“God is great, God is good, let us thank him for our food. Amen.”
Holding hands with my best friend Olivia on my right and her father on my left, I sat at the dinner table before her mother’s cooking. Her father will squeeze my hand twice as we say “amen” in unison.
Jeff and Michelle fed me more times than I can count, and each time I recited that quick prayer at their table. I learned that prayer before I even knew why I was saying it. I learned quickly, and at a very young age, that religion was important in that household, more important than it ever was in mine.
I was raised between four households. Between my mother, my father, my grandparents and Olivia’s, I experienced religion in every extremity. It’s not that it was the difference between Lutheran and Christian churches or Catholic prayers at one dinner table with Baptist sermons at another, it was the intensity of each of them all that threw the younger me for a loop.

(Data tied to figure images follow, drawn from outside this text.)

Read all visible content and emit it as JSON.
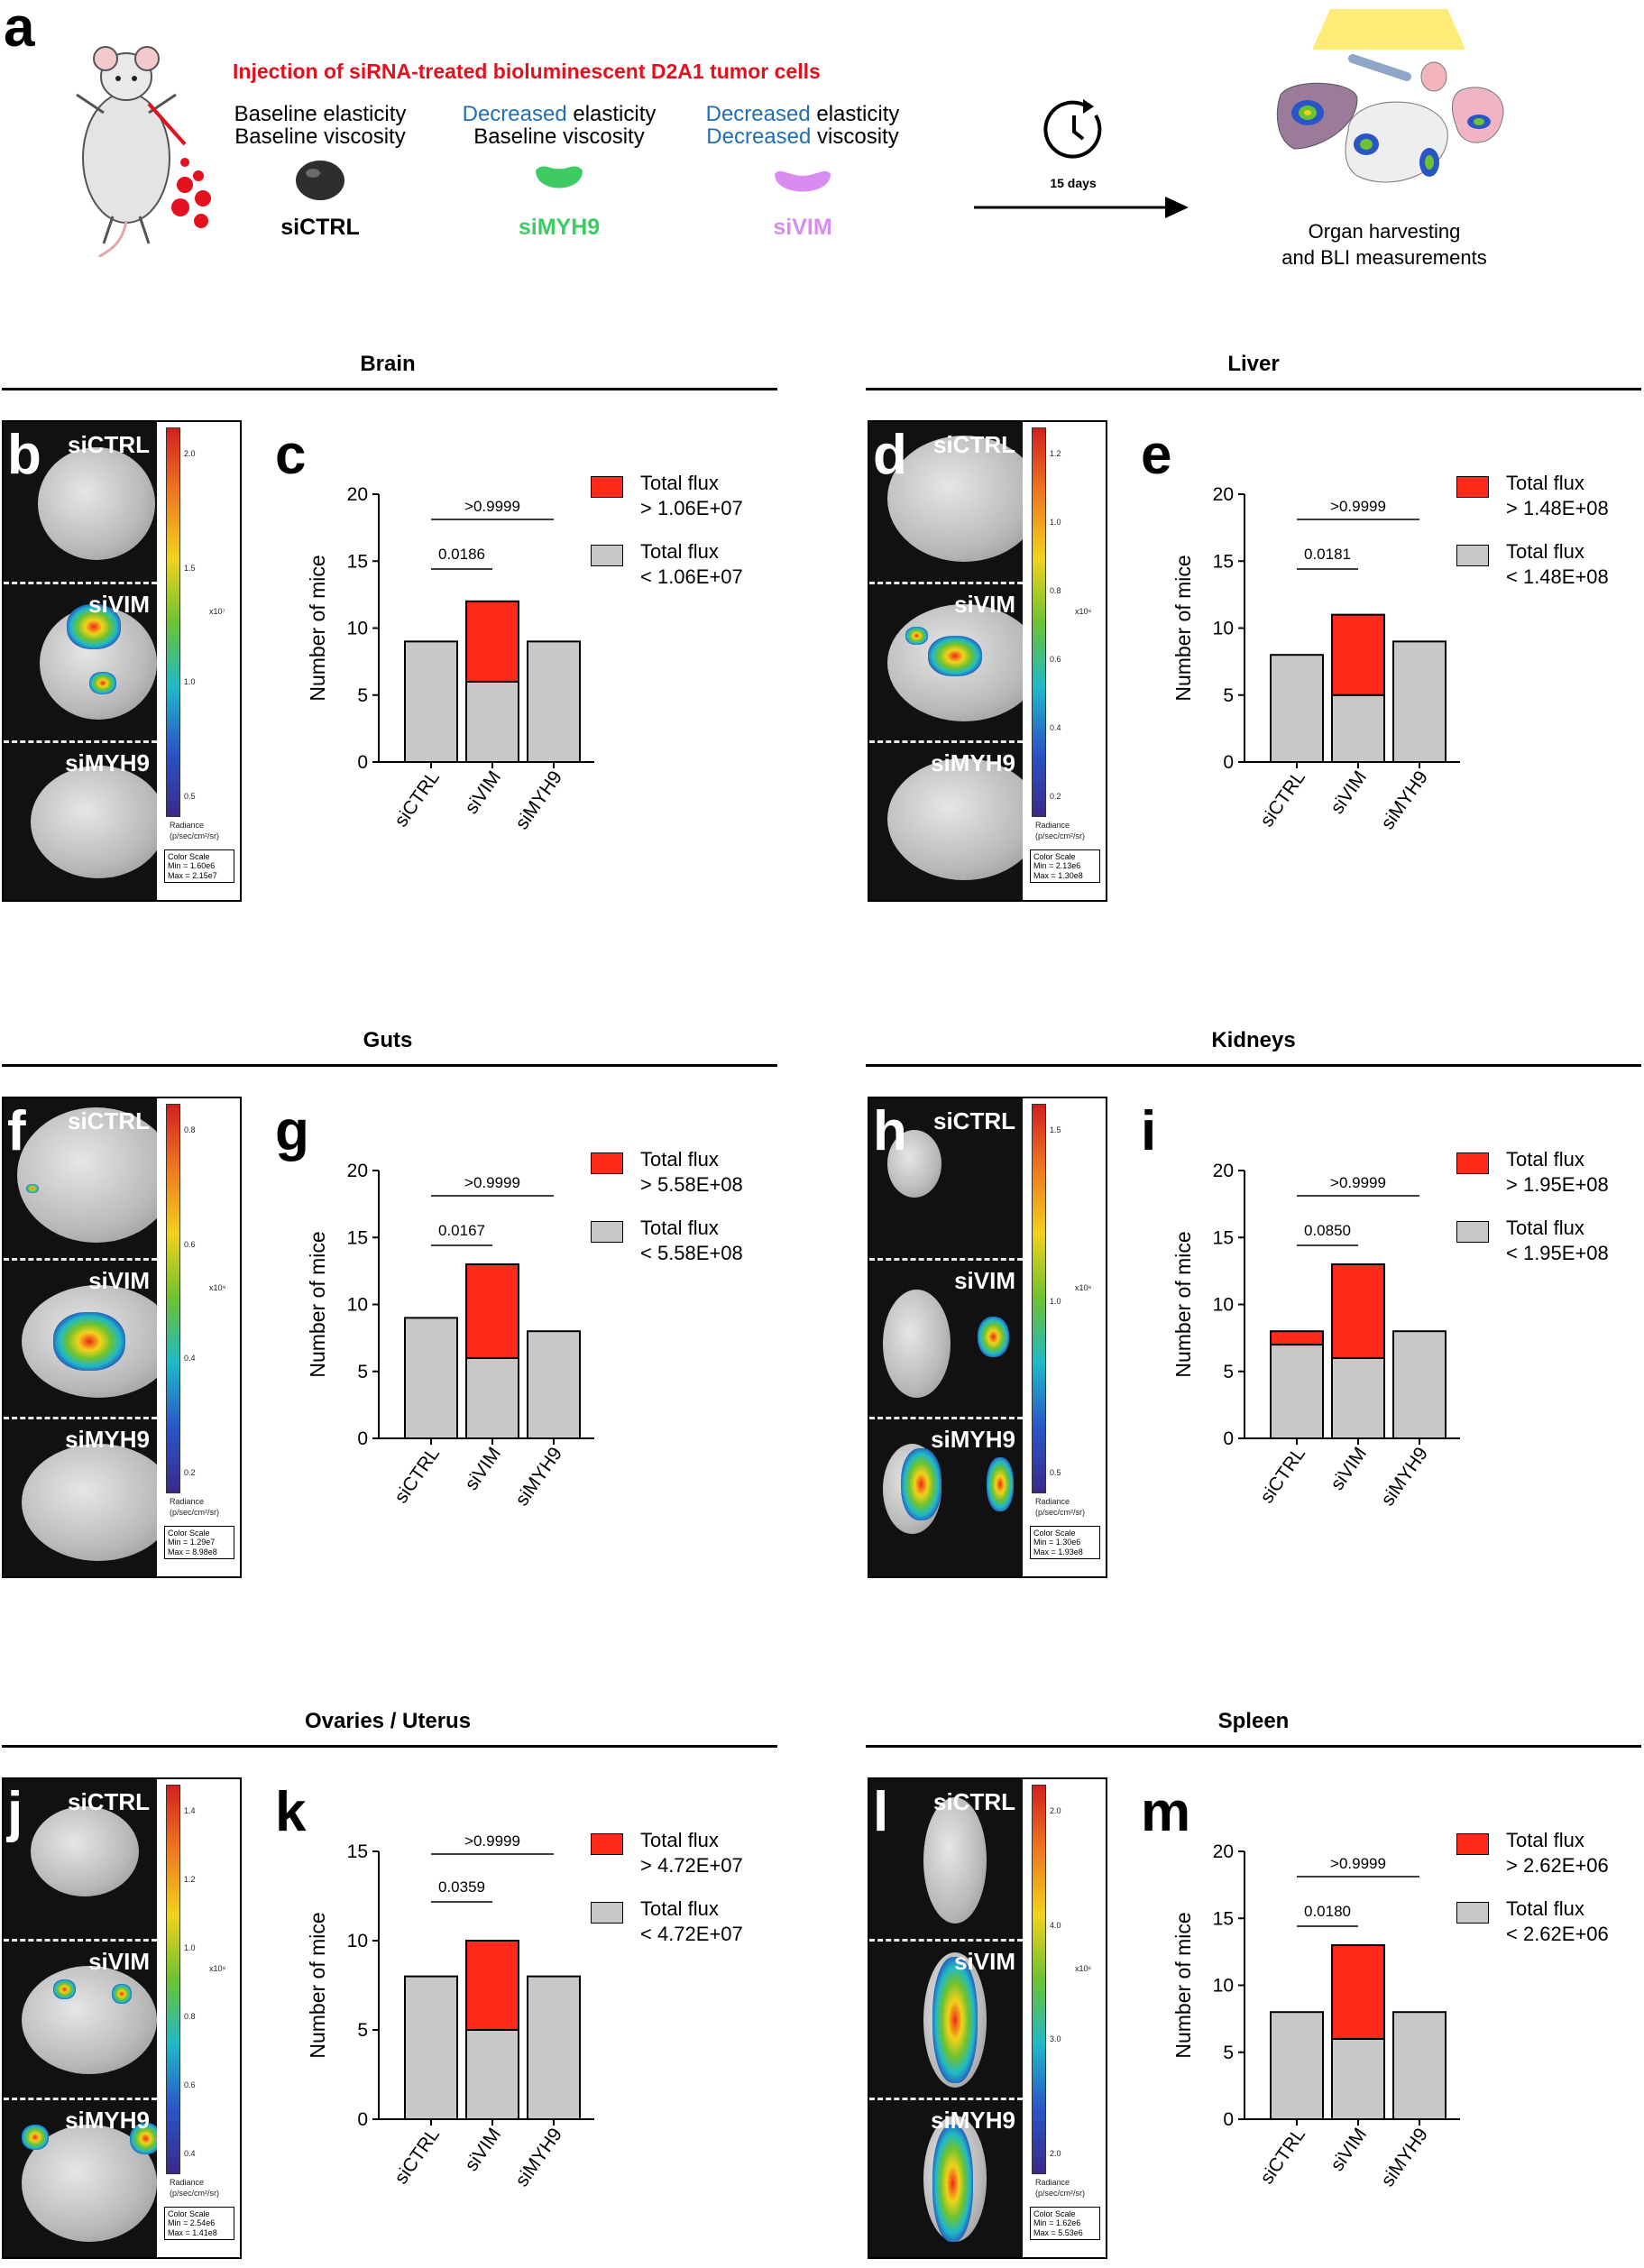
{
  "colors": {
    "red": "#ff2a1a",
    "gray": "#c8c8c8",
    "title_red": "#e3101e",
    "blue": "#1f6fb8",
    "green": "#3ecb63",
    "purple": "#d98cf0"
  },
  "panel_a": {
    "label": "a",
    "title": "Injection of siRNA-treated bioluminescent D2A1 tumor cells",
    "conditions": [
      {
        "line1_prefix": "",
        "line1_rest": "Baseline elasticity",
        "line2_prefix": "",
        "line2_rest": "Baseline viscosity",
        "name": "siCTRL",
        "color": "#000000"
      },
      {
        "line1_prefix": "Decreased",
        "line1_rest": " elasticity",
        "line2_prefix": "",
        "line2_rest": "Baseline viscosity",
        "name": "siMYH9",
        "color": "#3ecb63"
      },
      {
        "line1_prefix": "Decreased",
        "line1_rest": " elasticity",
        "line2_prefix": "Decreased",
        "line2_rest": " viscosity",
        "name": "siVIM",
        "color": "#d98cf0"
      }
    ],
    "timer_label": "15 days",
    "outcome_line1": "Organ harvesting",
    "outcome_line2": "and BLI measurements"
  },
  "organs": [
    {
      "title": "Brain",
      "bli_label": "b",
      "chart_label": "c",
      "bli": {
        "samples": [
          "siCTRL",
          "siVIM",
          "siMYH9"
        ],
        "scale_ticks": [
          "2.0",
          "1.5",
          "1.0",
          "0.5"
        ],
        "exponent": "x10⁷",
        "radiance": "Radiance",
        "radiance_unit": "(p/sec/cm²/sr)",
        "cs_title": "Color Scale",
        "cs_min": "Min = 1.60e6",
        "cs_max": "Max = 2.15e7"
      },
      "legend": {
        "high_line1": "Total flux",
        "high_line2": "> 1.06E+07",
        "low_line1": "Total flux",
        "low_line2": "< 1.06E+07"
      },
      "pvalues": {
        "top": ">0.9999",
        "bottom": "0.0186"
      }
    },
    {
      "title": "Liver",
      "bli_label": "d",
      "chart_label": "e",
      "bli": {
        "samples": [
          "siCTRL",
          "siVIM",
          "siMYH9"
        ],
        "scale_ticks": [
          "1.2",
          "1.0",
          "0.8",
          "0.6",
          "0.4",
          "0.2"
        ],
        "exponent": "x10⁸",
        "radiance": "Radiance",
        "radiance_unit": "(p/sec/cm²/sr)",
        "cs_title": "Color Scale",
        "cs_min": "Min = 2.13e6",
        "cs_max": "Max = 1.30e8"
      },
      "legend": {
        "high_line1": "Total flux",
        "high_line2": "> 1.48E+08",
        "low_line1": "Total flux",
        "low_line2": "< 1.48E+08"
      },
      "pvalues": {
        "top": ">0.9999",
        "bottom": "0.0181"
      }
    },
    {
      "title": "Guts",
      "bli_label": "f",
      "chart_label": "g",
      "bli": {
        "samples": [
          "siCTRL",
          "siVIM",
          "siMYH9"
        ],
        "scale_ticks": [
          "0.8",
          "0.6",
          "0.4",
          "0.2"
        ],
        "exponent": "x10⁹",
        "radiance": "Radiance",
        "radiance_unit": "(p/sec/cm²/sr)",
        "cs_title": "Color Scale",
        "cs_min": "Min = 1.29e7",
        "cs_max": "Max = 8.98e8"
      },
      "legend": {
        "high_line1": "Total flux",
        "high_line2": "> 5.58E+08",
        "low_line1": "Total flux",
        "low_line2": "< 5.58E+08"
      },
      "pvalues": {
        "top": ">0.9999",
        "bottom": "0.0167"
      }
    },
    {
      "title": "Kidneys",
      "bli_label": "h",
      "chart_label": "i",
      "bli": {
        "samples": [
          "siCTRL",
          "siVIM",
          "siMYH9"
        ],
        "scale_ticks": [
          "1.5",
          "1.0",
          "0.5"
        ],
        "exponent": "x10⁸",
        "radiance": "Radiance",
        "radiance_unit": "(p/sec/cm²/sr)",
        "cs_title": "Color Scale",
        "cs_min": "Min = 1.30e6",
        "cs_max": "Max = 1.93e8"
      },
      "legend": {
        "high_line1": "Total flux",
        "high_line2": "> 1.95E+08",
        "low_line1": "Total flux",
        "low_line2": "< 1.95E+08"
      },
      "pvalues": {
        "top": ">0.9999",
        "bottom": "0.0850"
      }
    },
    {
      "title": "Ovaries / Uterus",
      "bli_label": "j",
      "chart_label": "k",
      "bli": {
        "samples": [
          "siCTRL",
          "siVIM",
          "siMYH9"
        ],
        "scale_ticks": [
          "1.4",
          "1.2",
          "1.0",
          "0.8",
          "0.6",
          "0.4"
        ],
        "exponent": "x10⁸",
        "radiance": "Radiance",
        "radiance_unit": "(p/sec/cm²/sr)",
        "cs_title": "Color Scale",
        "cs_min": "Min = 2.54e6",
        "cs_max": "Max = 1.41e8"
      },
      "legend": {
        "high_line1": "Total flux",
        "high_line2": "> 4.72E+07",
        "low_line1": "Total flux",
        "low_line2": "< 4.72E+07"
      },
      "pvalues": {
        "top": ">0.9999",
        "bottom": "0.0359"
      }
    },
    {
      "title": "Spleen",
      "bli_label": "l",
      "chart_label": "m",
      "bli": {
        "samples": [
          "siCTRL",
          "siVIM",
          "siMYH9"
        ],
        "scale_ticks": [
          "2.0",
          "4.0",
          "3.0",
          "2.0"
        ],
        "exponent": "x10⁶",
        "radiance": "Radiance",
        "radiance_unit": "(p/sec/cm²/sr)",
        "cs_title": "Color Scale",
        "cs_min": "Min = 1.62e6",
        "cs_max": "Max = 5.53e6"
      },
      "legend": {
        "high_line1": "Total flux",
        "high_line2": "> 2.62E+06",
        "low_line1": "Total flux",
        "low_line2": "< 2.62E+06"
      },
      "pvalues": {
        "top": ">0.9999",
        "bottom": "0.0180"
      }
    }
  ],
  "chart_data": [
    {
      "panel": "c",
      "type": "bar",
      "stacked": true,
      "categories": [
        "siCTRL",
        "siVIM",
        "siMYH9"
      ],
      "ylabel": "Number of mice",
      "ylim": [
        0,
        20
      ],
      "yticks": [
        0,
        5,
        10,
        15,
        20
      ],
      "series": [
        {
          "name": "Total flux < 1.06E+07",
          "values": [
            9,
            6,
            9
          ]
        },
        {
          "name": "Total flux > 1.06E+07",
          "values": [
            0,
            6,
            0
          ]
        }
      ],
      "comparisons": [
        {
          "from": "siCTRL",
          "to": "siVIM",
          "p": "0.0186"
        },
        {
          "from": "siCTRL",
          "to": "siMYH9",
          "p": ">0.9999"
        }
      ]
    },
    {
      "panel": "e",
      "type": "bar",
      "stacked": true,
      "categories": [
        "siCTRL",
        "siVIM",
        "siMYH9"
      ],
      "ylabel": "Number of mice",
      "ylim": [
        0,
        20
      ],
      "yticks": [
        0,
        5,
        10,
        15,
        20
      ],
      "series": [
        {
          "name": "Total flux < 1.48E+08",
          "values": [
            8,
            5,
            9
          ]
        },
        {
          "name": "Total flux > 1.48E+08",
          "values": [
            0,
            6,
            0
          ]
        }
      ],
      "comparisons": [
        {
          "from": "siCTRL",
          "to": "siVIM",
          "p": "0.0181"
        },
        {
          "from": "siCTRL",
          "to": "siMYH9",
          "p": ">0.9999"
        }
      ]
    },
    {
      "panel": "g",
      "type": "bar",
      "stacked": true,
      "categories": [
        "siCTRL",
        "siVIM",
        "siMYH9"
      ],
      "ylabel": "Number of mice",
      "ylim": [
        0,
        20
      ],
      "yticks": [
        0,
        5,
        10,
        15,
        20
      ],
      "series": [
        {
          "name": "Total flux < 5.58E+08",
          "values": [
            9,
            6,
            8
          ]
        },
        {
          "name": "Total flux > 5.58E+08",
          "values": [
            0,
            7,
            0
          ]
        }
      ],
      "comparisons": [
        {
          "from": "siCTRL",
          "to": "siVIM",
          "p": "0.0167"
        },
        {
          "from": "siCTRL",
          "to": "siMYH9",
          "p": ">0.9999"
        }
      ]
    },
    {
      "panel": "i",
      "type": "bar",
      "stacked": true,
      "categories": [
        "siCTRL",
        "siVIM",
        "siMYH9"
      ],
      "ylabel": "Number of mice",
      "ylim": [
        0,
        20
      ],
      "yticks": [
        0,
        5,
        10,
        15,
        20
      ],
      "series": [
        {
          "name": "Total flux < 1.95E+08",
          "values": [
            7,
            6,
            8
          ]
        },
        {
          "name": "Total flux > 1.95E+08",
          "values": [
            1,
            7,
            0
          ]
        }
      ],
      "comparisons": [
        {
          "from": "siCTRL",
          "to": "siVIM",
          "p": "0.0850"
        },
        {
          "from": "siCTRL",
          "to": "siMYH9",
          "p": ">0.9999"
        }
      ]
    },
    {
      "panel": "k",
      "type": "bar",
      "stacked": true,
      "categories": [
        "siCTRL",
        "siVIM",
        "siMYH9"
      ],
      "ylabel": "Number of mice",
      "ylim": [
        0,
        15
      ],
      "yticks": [
        0,
        5,
        10,
        15
      ],
      "series": [
        {
          "name": "Total flux < 4.72E+07",
          "values": [
            8,
            5,
            8
          ]
        },
        {
          "name": "Total flux > 4.72E+07",
          "values": [
            0,
            5,
            0
          ]
        }
      ],
      "comparisons": [
        {
          "from": "siCTRL",
          "to": "siVIM",
          "p": "0.0359"
        },
        {
          "from": "siCTRL",
          "to": "siMYH9",
          "p": ">0.9999"
        }
      ]
    },
    {
      "panel": "m",
      "type": "bar",
      "stacked": true,
      "categories": [
        "siCTRL",
        "siVIM",
        "siMYH9"
      ],
      "ylabel": "Number of mice",
      "ylim": [
        0,
        20
      ],
      "yticks": [
        0,
        5,
        10,
        15,
        20
      ],
      "series": [
        {
          "name": "Total flux < 2.62E+06",
          "values": [
            8,
            6,
            8
          ]
        },
        {
          "name": "Total flux > 2.62E+06",
          "values": [
            0,
            7,
            0
          ]
        }
      ],
      "comparisons": [
        {
          "from": "siCTRL",
          "to": "siVIM",
          "p": "0.0180"
        },
        {
          "from": "siCTRL",
          "to": "siMYH9",
          "p": ">0.9999"
        }
      ]
    }
  ]
}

When we were young, you could bet Olivia’s entire family wouldn’t miss church; and, if I was sleeping over on Saturday night, you could bet I was going too. It didn’t bother me, as there’s nothing a kid loves more than a few extra hours with her best friend, even if it’s in a church playroom.
My father was the most relaxed. When I was younger, he’d try to get me to want to go to church, but after I protested, he didn’t usually push. When I got a little older, I remember rolling my eyes at him when he ended his short weekends with me by laying on his couch streaming Sunday church services on the TV. Joel Osteen, with his thick Texan accent, recited the word as my father played poker on his laptop. Not very religious, if you ask me.
Once I got to middle school, my mom and stepfather decided we were traditionally religious. Besides her dropping the “are you praying?” questions to me as I grew up, it was then that they found us a new church, which we attended pretty consistently for awhile. At the time, it didn’t seem unordinary, but looking back I think it was because they thought God could pull the devil — also known as clinical depression — out of me when I was at my rock bottom.
After attending this church regularly, Pastor Vern and the “elders of the church” asked the audience if he could pray for anyone. My parents quickly pressured me to go up there.
After what felt like an eternity of being surrounded by a circle of strangers shouting at me, I screamed that I could no longer breathe and felt like I was going to throw up. I wobbled out of the circle nauseous, sweating and exhausted. This was, in the eyes of my parents, some sort of exorcism. What a riveting Sunday for a 12-year-old!
For the most part, I’ve blocked that experience out of my mind. Whether it was a placebo, God or my Zoloft finally working, my parents and I both agree I started to wallow less.
My grandparents, who I adore more than anyone, provided me with a religious oasis. In their house, I had the option to participate or ignore religion. When they raised my mother and her sister, my grandfather worked closely with their church and proudly sent his kids to Catholic school. My grandmother, while never extremely religious, followed my grandfather. She’d play her part and attend regularly, a tradition that died as they grew old. He still doesn’t miss his Sunday service. My grandma doesn’t join him, but he doesn’t ask her to.
If I believe in anything, it’s the people that taught me how to have faith, not what type of faith to have. I don’t know where I stand with religion, I’m not sure if I ever will. Despite this, I believe that I’ll see my grandpa doing the sign of the cross whenever discussing his late brother. At my best friend’s house, I’ll believe in always praying over my dinner. I believe that my father stopped listening to Joel Osteen but doesn’t need it to keep his faith. I’ll believe that my mother has unwavering faith and will always thank God for “fixing” her little girl. I believe growing up was a religious rollercoaster.
I don’t go to church and I hardly pray, but I’ll always believe that the people I love believe in something, and that’s part of what makes them who they are. That’s one religion I can get behind.